The Superpower Conundrum
The Rise and Fall of Just About Everything
By Tom Engelhardt
The rise and fall of great powers and their imperial domains has been
a central fact of history for centuries. It’s been a sensible,
repeatedly validated framework for thinking about the fate of the
planet. So it’s hardly surprising, when faced with a country once
regularly labeled the “sole superpower,” “the last superpower,” or even
the global “hyperpower”
and now, curiously, called nothing whatsoever, that the “decline”
question should come up. Is the U.S. or isn’t it? Might it or might it
not now be on the downhill side of imperial greatness?
Take a slow train -- that is, any train -- anywhere in America, as I
did recently in the northeast, and then take a high-speed train anywhere
else on Earth, as I also did recently, and it’s not hard to imagine the
U.S. in decline. The greatest power in history, the “unipolar power,” can’t build a single mile of high-speed rail? Really? And its Congress is now mired in an argument about whether funds can even be raised to keep America’s highways more or less pothole-free.
Sometimes, I imagine myself talking to my long-dead parents because I
know how such things would have astonished two people who lived through
the Great Depression, World War II, and a can-do post-war era in which
the staggering wealth and power of this country were indisputable. What
if I could tell them how the crucial infrastructure of such a
still-wealthy nation -- bridges, pipelines, roads, and the like -- is
now grossly underfunded, in an increasing state of disrepair, and beginning to crumble? That would definitely shock them.
And what would they think upon learning that, with the Soviet Union a
quarter-century in the trash bin of history, the U.S., alone in
triumph, has been incapable of applying its overwhelming military and
economic power effectively? I’m sure they would be dumbstruck to
discover that, since the moment the Soviet Union imploded, the U.S. has
been at war continuously with another country (three conflicts and
endless strife); that I was talking about, of all places, Iraq; and that
the mission there was never faintly accomplished. How improbable is
that? And what would they think if I mentioned that the other great
conflicts of the post-Cold-War era were with Afghanistan (two wars with a
decade off in-between) and the relatively small groups of non-state
actors we now call terrorists? And how would they react on discovering
that the results were: failure in Iraq, failure in Afghanistan, and the
proliferation of terror groups across much of the Greater Middle East
(including the establishment of an actual terror caliphate) and
increasing parts of Africa?
They would, I think, conclude that the U.S. was over the hill and set
on the sort of decline that, sooner or later, has been the fate of
every great power. And what if I told them that, in this new century,
not a single action of the military that U.S. presidents now call “the finest fighting force the world has ever known” has, in the end, been anything but a dismal failure?

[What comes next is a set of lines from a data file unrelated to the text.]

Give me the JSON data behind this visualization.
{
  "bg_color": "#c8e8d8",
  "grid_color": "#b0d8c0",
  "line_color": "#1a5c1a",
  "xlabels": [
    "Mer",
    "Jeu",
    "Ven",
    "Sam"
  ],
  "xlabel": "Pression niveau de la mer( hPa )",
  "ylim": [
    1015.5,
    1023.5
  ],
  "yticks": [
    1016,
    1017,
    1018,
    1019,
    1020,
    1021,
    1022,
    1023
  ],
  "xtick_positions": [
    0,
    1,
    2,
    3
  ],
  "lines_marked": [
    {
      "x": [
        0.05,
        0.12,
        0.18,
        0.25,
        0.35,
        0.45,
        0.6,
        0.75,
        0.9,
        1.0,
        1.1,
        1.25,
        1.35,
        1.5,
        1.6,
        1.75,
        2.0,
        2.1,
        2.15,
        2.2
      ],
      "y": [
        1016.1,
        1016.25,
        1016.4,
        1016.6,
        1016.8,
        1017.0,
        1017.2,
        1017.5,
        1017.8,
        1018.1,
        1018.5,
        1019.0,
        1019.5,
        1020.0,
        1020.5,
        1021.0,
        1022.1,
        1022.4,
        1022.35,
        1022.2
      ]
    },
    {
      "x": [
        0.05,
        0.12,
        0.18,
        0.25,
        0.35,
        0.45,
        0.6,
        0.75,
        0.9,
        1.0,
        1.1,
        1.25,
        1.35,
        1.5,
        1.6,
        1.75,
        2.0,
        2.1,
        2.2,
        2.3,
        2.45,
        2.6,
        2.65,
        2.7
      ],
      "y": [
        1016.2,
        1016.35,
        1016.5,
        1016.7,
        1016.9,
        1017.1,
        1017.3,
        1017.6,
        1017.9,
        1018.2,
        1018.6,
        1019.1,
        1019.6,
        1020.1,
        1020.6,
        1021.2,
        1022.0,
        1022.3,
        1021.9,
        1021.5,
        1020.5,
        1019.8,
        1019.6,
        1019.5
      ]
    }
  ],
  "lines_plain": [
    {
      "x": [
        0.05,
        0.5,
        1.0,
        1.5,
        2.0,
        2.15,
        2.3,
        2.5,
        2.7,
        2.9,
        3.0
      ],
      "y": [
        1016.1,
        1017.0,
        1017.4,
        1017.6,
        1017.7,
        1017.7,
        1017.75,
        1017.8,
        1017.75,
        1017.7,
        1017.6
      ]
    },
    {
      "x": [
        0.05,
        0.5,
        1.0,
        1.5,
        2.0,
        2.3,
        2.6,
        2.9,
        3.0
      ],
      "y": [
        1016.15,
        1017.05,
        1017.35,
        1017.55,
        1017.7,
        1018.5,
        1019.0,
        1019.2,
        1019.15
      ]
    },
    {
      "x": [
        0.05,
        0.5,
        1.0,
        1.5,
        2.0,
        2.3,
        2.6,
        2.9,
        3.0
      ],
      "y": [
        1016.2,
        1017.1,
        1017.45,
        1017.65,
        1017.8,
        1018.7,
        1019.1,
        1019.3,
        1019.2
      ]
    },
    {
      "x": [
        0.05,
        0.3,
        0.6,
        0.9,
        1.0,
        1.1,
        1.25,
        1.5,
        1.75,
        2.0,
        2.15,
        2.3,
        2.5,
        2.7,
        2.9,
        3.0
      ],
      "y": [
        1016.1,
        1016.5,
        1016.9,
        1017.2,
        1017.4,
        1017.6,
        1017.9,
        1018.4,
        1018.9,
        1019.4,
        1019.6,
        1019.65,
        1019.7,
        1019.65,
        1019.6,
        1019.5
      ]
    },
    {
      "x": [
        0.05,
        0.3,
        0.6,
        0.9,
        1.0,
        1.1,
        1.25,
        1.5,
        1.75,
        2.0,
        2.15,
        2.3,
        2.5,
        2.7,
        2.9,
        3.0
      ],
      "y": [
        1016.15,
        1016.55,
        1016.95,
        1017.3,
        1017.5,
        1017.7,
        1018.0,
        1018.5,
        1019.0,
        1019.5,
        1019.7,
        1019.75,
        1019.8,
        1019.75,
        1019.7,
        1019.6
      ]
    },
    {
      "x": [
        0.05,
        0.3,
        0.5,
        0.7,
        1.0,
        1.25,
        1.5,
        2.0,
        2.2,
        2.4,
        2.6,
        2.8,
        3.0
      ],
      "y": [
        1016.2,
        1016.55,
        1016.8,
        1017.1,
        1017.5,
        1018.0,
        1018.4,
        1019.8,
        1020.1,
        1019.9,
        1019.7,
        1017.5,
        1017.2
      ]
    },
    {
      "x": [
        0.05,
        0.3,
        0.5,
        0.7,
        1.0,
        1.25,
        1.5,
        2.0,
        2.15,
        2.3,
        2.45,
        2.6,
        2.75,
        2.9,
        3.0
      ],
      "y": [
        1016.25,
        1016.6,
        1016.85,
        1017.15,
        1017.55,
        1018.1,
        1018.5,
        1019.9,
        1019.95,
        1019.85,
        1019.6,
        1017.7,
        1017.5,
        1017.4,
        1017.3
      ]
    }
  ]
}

Or that presidents, presidential candidates, and politicians in
Washington are required to insist on something no one would have had to
say in their day: that the United States is both an “exceptional” and an “indispensible” nation? Or that they would also have to endlessly thank our
troops (as would the citizenry) for... well... never success, but just
being there and getting maimed, physically or mentally, or dying while
we went about our lives? Or that those soldiers must always be referred
to as “heroes.”
In their day, when the obligation to serve in a citizens' army was a
given, none of this would have made much sense, while the endless
defensive insistence on American greatness would have stood out like a
sore thumb. Today, its repetitive presence marks the moment of doubt.
Are we really so “exceptional”? Is this country truly “indispensible” to
the rest of the planet and if so, in what way exactly? Are those troops
genuinely our heroes and if so, just what was it they did that we’re so
darn proud of?
Return my amazed parents to their graves, put all of this together,
and you have the beginnings of a description of a uniquely great power
in decline. It’s a classic vision, but one with a problem.